Example 3: Quarterly survey with 50% sample
- Organization size: 481 employees
- Frequency: Quarterly
- Sample size: 50%
On average, employees receive two surveys per year. Which two quarters someone is invited may differ, but invitations are always spread out where possible. Example: employee A receives the survey in Q1 and Q3, employee B receives the survey in Q2 and Q3
This works well if you want stronger trend signals but still reduce survey load.
5. Good to know
- Participants are selected randomly, but evenly across your organization/ your selected structure. This means every selected group receives the same percentage of invitations, and the employees within each group are chosen at random.
- Counts shown during setup are estimates; final numbers are shown after planning
- Smart sampling : We prioritize employees who have not been invited recently, so we try not to re‑invited participants in an active (running)
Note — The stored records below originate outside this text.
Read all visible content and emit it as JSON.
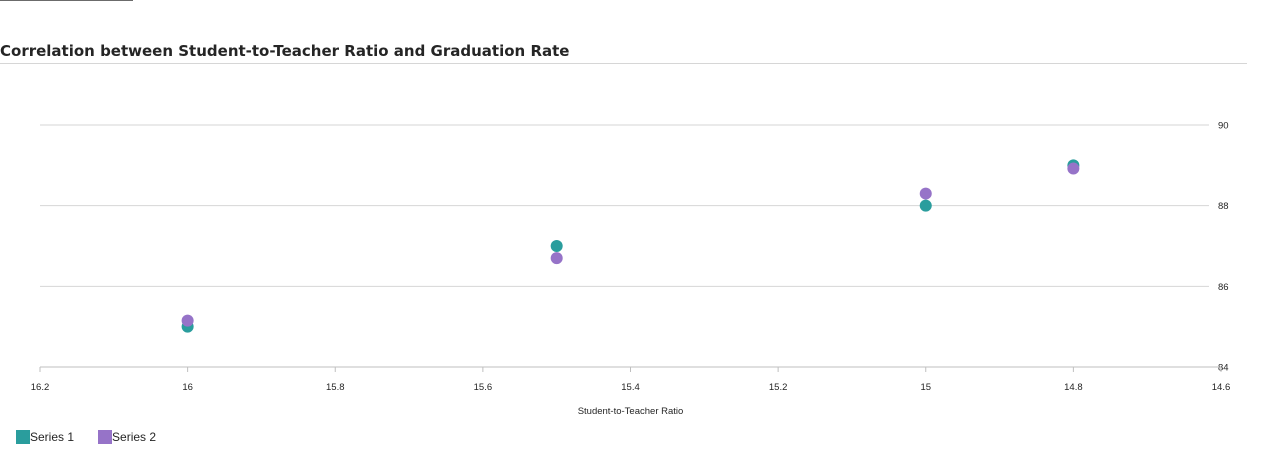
{
  "chart_data": {
    "type": "scatter",
    "title": "Correlation between Student-to-Teacher Ratio and Graduation Rate",
    "xlabel": "Student-to-Teacher Ratio",
    "ylabel": "",
    "xlim": [
      16.2,
      14.6
    ],
    "ylim": [
      84,
      90
    ],
    "x_reversed": true,
    "y_axis_position": "right",
    "x_ticks": [
      "16.2",
      "16",
      "15.8",
      "15.6",
      "15.4",
      "15.2",
      "15",
      "14.8",
      "14.6"
    ],
    "y_ticks": [
      "84",
      "86",
      "88",
      "90"
    ],
    "grid": "horizontal",
    "legend_position": "bottom-left",
    "series": [
      {
        "name": "Series 1",
        "color": "#2a9d9d",
        "points": [
          {
            "x": 16.0,
            "y": 85.0
          },
          {
            "x": 15.5,
            "y": 87.0
          },
          {
            "x": 15.0,
            "y": 88.0
          },
          {
            "x": 14.8,
            "y": 89.0
          }
        ]
      },
      {
        "name": "Series 2",
        "color": "#9673c8",
        "points": [
          {
            "x": 16.0,
            "y": 85.15
          },
          {
            "x": 15.5,
            "y": 86.7
          },
          {
            "x": 15.0,
            "y": 88.3
          },
          {
            "x": 14.8,
            "y": 88.92
          }
        ]
      }
    ]
  }
}
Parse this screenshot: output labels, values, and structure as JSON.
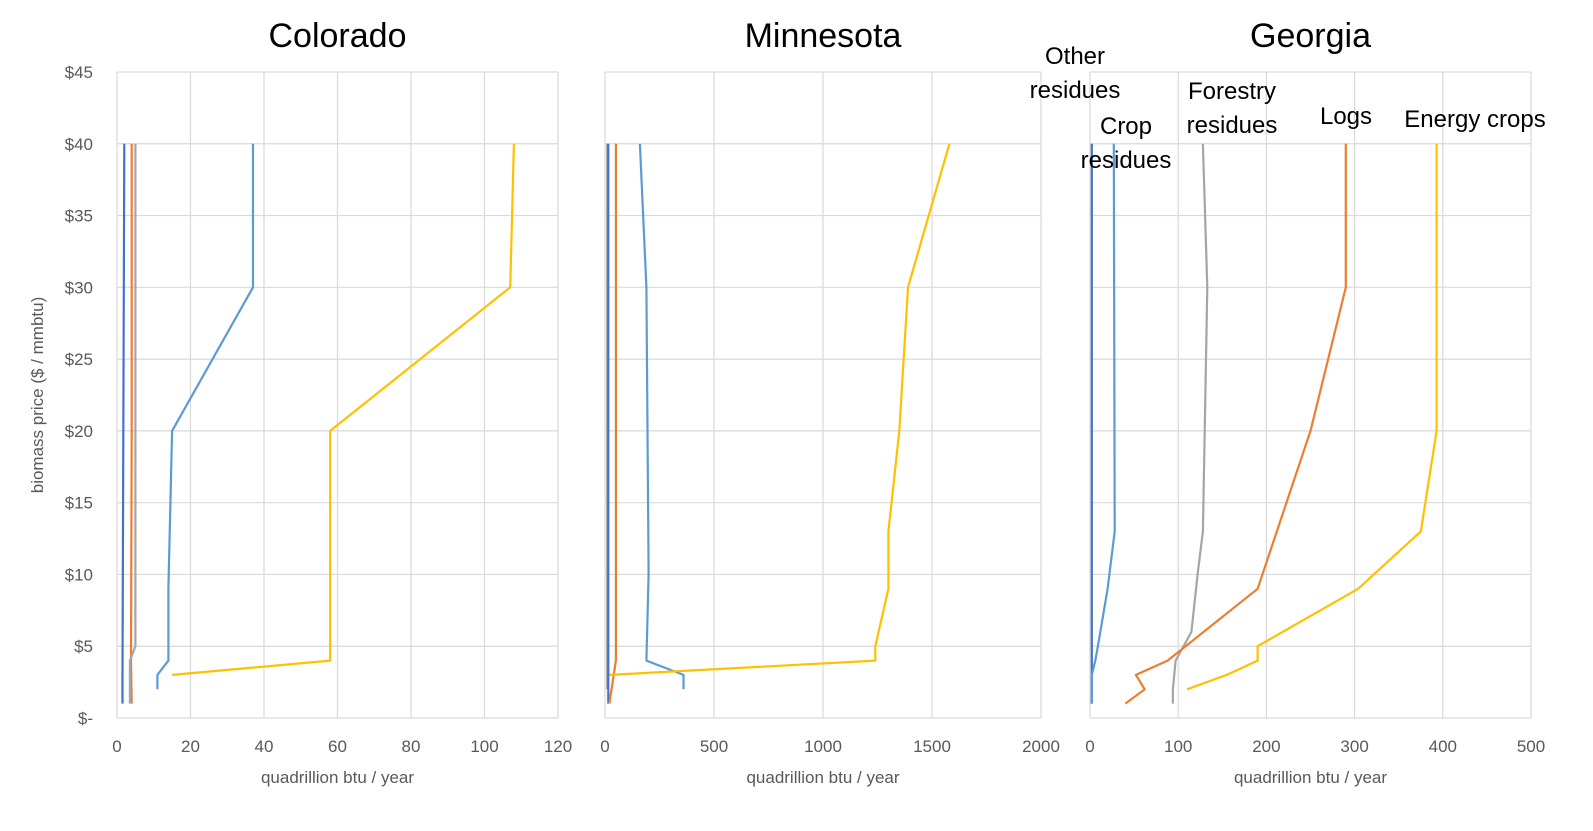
{
  "chart_data": {
    "type": "line",
    "ylabel": "biomass price ($ / mmbtu)",
    "y_ticks": [
      "$-",
      "$5",
      "$10",
      "$15",
      "$20",
      "$25",
      "$30",
      "$35",
      "$40",
      "$45"
    ],
    "ylim": [
      0,
      45
    ],
    "grid": true,
    "colors": {
      "crop_residues": "#5B9BD5",
      "logs": "#ED7D31",
      "forestry_residues": "#A5A5A5",
      "energy_crops": "#FFC000",
      "other_residues": "#4472C4"
    },
    "panels": [
      {
        "title": "Colorado",
        "xlabel": "quadrillion btu / year",
        "xlim": [
          0,
          120
        ],
        "x_ticks": [
          "0",
          "20",
          "40",
          "60",
          "80",
          "100",
          "120"
        ],
        "series": [
          {
            "key": "other_residues",
            "points": [
              [
                1.5,
                1
              ],
              [
                1.5,
                3
              ],
              [
                2,
                40
              ]
            ]
          },
          {
            "key": "logs",
            "points": [
              [
                4,
                1
              ],
              [
                3.8,
                4
              ],
              [
                4,
                20
              ],
              [
                4,
                40
              ]
            ]
          },
          {
            "key": "forestry_residues",
            "points": [
              [
                3.5,
                1
              ],
              [
                3.5,
                4
              ],
              [
                5,
                5
              ],
              [
                5,
                40
              ]
            ]
          },
          {
            "key": "crop_residues",
            "points": [
              [
                11,
                2
              ],
              [
                11,
                3
              ],
              [
                14,
                4
              ],
              [
                14,
                9
              ],
              [
                15,
                20
              ],
              [
                37,
                30
              ],
              [
                37,
                40
              ]
            ]
          },
          {
            "key": "energy_crops",
            "points": [
              [
                15,
                3
              ],
              [
                58,
                4
              ],
              [
                58,
                20
              ],
              [
                107,
                30
              ],
              [
                108,
                40
              ]
            ]
          }
        ]
      },
      {
        "title": "Minnesota",
        "xlabel": "quadrillion btu / year",
        "xlim": [
          0,
          2000
        ],
        "x_ticks": [
          "0",
          "500",
          "1000",
          "1500",
          "2000"
        ],
        "series": [
          {
            "key": "forestry_residues",
            "points": [
              [
                10,
                2
              ],
              [
                10,
                40
              ]
            ]
          },
          {
            "key": "other_residues",
            "points": [
              [
                15,
                1
              ],
              [
                15,
                40
              ]
            ]
          },
          {
            "key": "logs",
            "points": [
              [
                20,
                1
              ],
              [
                50,
                4
              ],
              [
                50,
                40
              ]
            ]
          },
          {
            "key": "crop_residues",
            "points": [
              [
                360,
                2
              ],
              [
                360,
                3
              ],
              [
                190,
                4
              ],
              [
                200,
                10
              ],
              [
                190,
                30
              ],
              [
                160,
                40
              ]
            ]
          },
          {
            "key": "energy_crops",
            "points": [
              [
                20,
                3
              ],
              [
                1240,
                4
              ],
              [
                1240,
                5
              ],
              [
                1300,
                9
              ],
              [
                1300,
                13
              ],
              [
                1350,
                20
              ],
              [
                1390,
                30
              ],
              [
                1580,
                40
              ]
            ]
          }
        ]
      },
      {
        "title": "Georgia",
        "xlabel": "quadrillion btu / year",
        "xlim": [
          0,
          500
        ],
        "x_ticks": [
          "0",
          "100",
          "200",
          "300",
          "400",
          "500"
        ],
        "series": [
          {
            "key": "other_residues",
            "points": [
              [
                2,
                1
              ],
              [
                2,
                40
              ]
            ]
          },
          {
            "key": "crop_residues",
            "points": [
              [
                2,
                1
              ],
              [
                2,
                3
              ],
              [
                6,
                4
              ],
              [
                9,
                5
              ],
              [
                20,
                9
              ],
              [
                28,
                13
              ],
              [
                27,
                40
              ]
            ]
          },
          {
            "key": "forestry_residues",
            "points": [
              [
                94,
                1
              ],
              [
                94,
                2
              ],
              [
                97,
                4
              ],
              [
                115,
                6
              ],
              [
                122,
                10
              ],
              [
                128,
                13
              ],
              [
                133,
                30
              ],
              [
                128,
                40
              ]
            ]
          },
          {
            "key": "logs",
            "points": [
              [
                40,
                1
              ],
              [
                62,
                2
              ],
              [
                52,
                3
              ],
              [
                88,
                4
              ],
              [
                190,
                9
              ],
              [
                250,
                20
              ],
              [
                290,
                30
              ],
              [
                290,
                40
              ]
            ]
          },
          {
            "key": "energy_crops",
            "points": [
              [
                110,
                2
              ],
              [
                155,
                3
              ],
              [
                190,
                4
              ],
              [
                190,
                5
              ],
              [
                304,
                9
              ],
              [
                375,
                13
              ],
              [
                393,
                20
              ],
              [
                393,
                40
              ]
            ]
          }
        ]
      }
    ],
    "annotations": {
      "other_residues": [
        "Other",
        "residues"
      ],
      "crop_residues": [
        "Crop",
        "residues"
      ],
      "forestry_residues": [
        "Forestry",
        "residues"
      ],
      "logs": [
        "Logs"
      ],
      "energy_crops": [
        "Energy crops"
      ]
    }
  }
}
- With very high sample percentages (for example above 50%), breaks between surveys cannot always be guaranteed
- Sampling affects who is invited, not how scores or results are calculated or reported
- Participant sampling is available for regular surveys and recurring surveys. It is not available for onboarding or exit surveys.
6. FAQ
Why wasn’t a specific employee invited to this survey?
Not everyone is invited to every survey when participant sampling is enabled. The system selects a random subset of employees for each survey and rotates participants over time so everyone gets a chance to participate.
Will everybody eventually be invited?
Yes. When sampling is combined with recurring surveys, the system prioritizes employees who haven’t been invited yet. Over time, most employees will receive an invitation.
Can the same employee be invited multiple times?
This can happen, especially with higher sample percentages or frequent surveys. The system always tries to avoid repeated invitations, but it cannot guarantee breaks between surveys in every situation.
Does sampling affect anonymity?
No. The same anonymity thresholds apply as with any other survey. If results cannot be shown at a specific team level, responses are rolled up to higher levels.
Are the results of sampling less reliable because not everyone is invited?
Participant sampling is designed for practical, continuous listening. It provides strong directional insights over time, but it is not intended as a statistical research method.